Zika may pose a danger for far many more of us than pregnant women and babies, a new study suggests.
Mosquitoes have now transmitted the virus in a second area in South Florida, officials announced on Friday, as they advised pregnant women not to travel to the zone in Miami Beach. As the virus spreads in the Americas, with more than 10,000 cases confirmed in the United States, researchers are working to understand its subtleties and develop a vaccine.
In addition to causing the birth defect microcephaly, Zika can wreak havoc in our brains' stem cells, researchers from Rockefeller University and La Jolla Institute for Allergy and Immunology found in a study published in the journal Cell Stem Cell Thursday.
The stem cells, known as neural progenitor cells, help replace damaged neurons—the main components of our brain and spinal cord—and assist with learning and memory. Using a mouse model, the researchers found that Zika can target those cells, which can lead to reduced brain volume and complications in brain functioning—similar to the long-term effects of microcephaly.
“Getting infected with Zika as an adult may not be as innocuous as people think,” Joseph Gleeson, the study's lead author and head of Rockefeller’s pediatric brain disease laboratory, said in a release.

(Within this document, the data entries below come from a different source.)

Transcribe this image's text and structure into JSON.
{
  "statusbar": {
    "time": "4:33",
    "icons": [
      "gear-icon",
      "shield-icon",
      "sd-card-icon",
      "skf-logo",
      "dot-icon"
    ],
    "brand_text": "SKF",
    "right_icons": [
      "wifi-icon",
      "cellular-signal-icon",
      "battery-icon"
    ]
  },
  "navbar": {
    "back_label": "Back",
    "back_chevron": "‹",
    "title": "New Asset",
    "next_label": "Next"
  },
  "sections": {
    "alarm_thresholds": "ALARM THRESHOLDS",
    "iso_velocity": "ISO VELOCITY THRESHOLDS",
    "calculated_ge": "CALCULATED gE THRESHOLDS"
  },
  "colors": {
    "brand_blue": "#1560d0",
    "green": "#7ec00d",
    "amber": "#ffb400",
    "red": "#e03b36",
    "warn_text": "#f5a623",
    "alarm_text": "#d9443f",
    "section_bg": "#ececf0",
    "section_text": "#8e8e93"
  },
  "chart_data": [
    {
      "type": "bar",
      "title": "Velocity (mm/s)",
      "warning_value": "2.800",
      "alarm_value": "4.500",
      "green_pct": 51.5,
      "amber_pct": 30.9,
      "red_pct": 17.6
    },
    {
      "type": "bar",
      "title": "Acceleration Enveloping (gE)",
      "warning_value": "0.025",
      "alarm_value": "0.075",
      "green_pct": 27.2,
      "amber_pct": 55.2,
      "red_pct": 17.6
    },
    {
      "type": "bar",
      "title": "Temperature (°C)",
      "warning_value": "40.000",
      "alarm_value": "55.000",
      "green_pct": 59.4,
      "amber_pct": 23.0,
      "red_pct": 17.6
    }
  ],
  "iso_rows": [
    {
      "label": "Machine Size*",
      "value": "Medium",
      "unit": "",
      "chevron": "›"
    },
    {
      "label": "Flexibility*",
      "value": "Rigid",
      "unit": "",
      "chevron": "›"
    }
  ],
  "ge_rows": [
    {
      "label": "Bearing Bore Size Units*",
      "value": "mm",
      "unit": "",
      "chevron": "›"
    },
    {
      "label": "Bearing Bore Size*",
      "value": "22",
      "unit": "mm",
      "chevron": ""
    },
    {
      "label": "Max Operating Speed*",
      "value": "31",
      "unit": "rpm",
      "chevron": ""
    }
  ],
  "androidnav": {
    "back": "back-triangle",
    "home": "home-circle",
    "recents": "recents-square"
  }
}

Neural progenitor cells were previously thought to become resistant to Zika as they became neurons in healthy adults, but Gleeson's team's study found that Zika affects the specific cells in adults just as it does in fetuses. Using fluorescent biomarkers, the researchers showed that the areas with the brain’s stem cells were significantly infected.
During fetal development, the Zika virus affects the whole brain evenly. But in adult mice, the researchers found Zika affected only regions specific to neural progenitor cells—though they have yet to test the results of their study in humans.
“It’s a complex disease—it’s catastrophic for early brain development, yet the majority of adults who are infected with Zika rarely show detectable symptoms. Its effect on the adult brain may be more subtle, and now we know what to look for,” said Sujan Shresta, a professor at the La Jolla Institute of Allergy and Immunology and one of the authors of the study, in the release.
The researchers’ findings could also help explain how Zika has been linked to Guillain-Barré syndrome, a disorder in which the body’s immune system attacks its nervous system. The disorder can cause paralysis, and Zika-affected countries have seen more cases, which the researchers say could be the result of losing neural progenitor cells.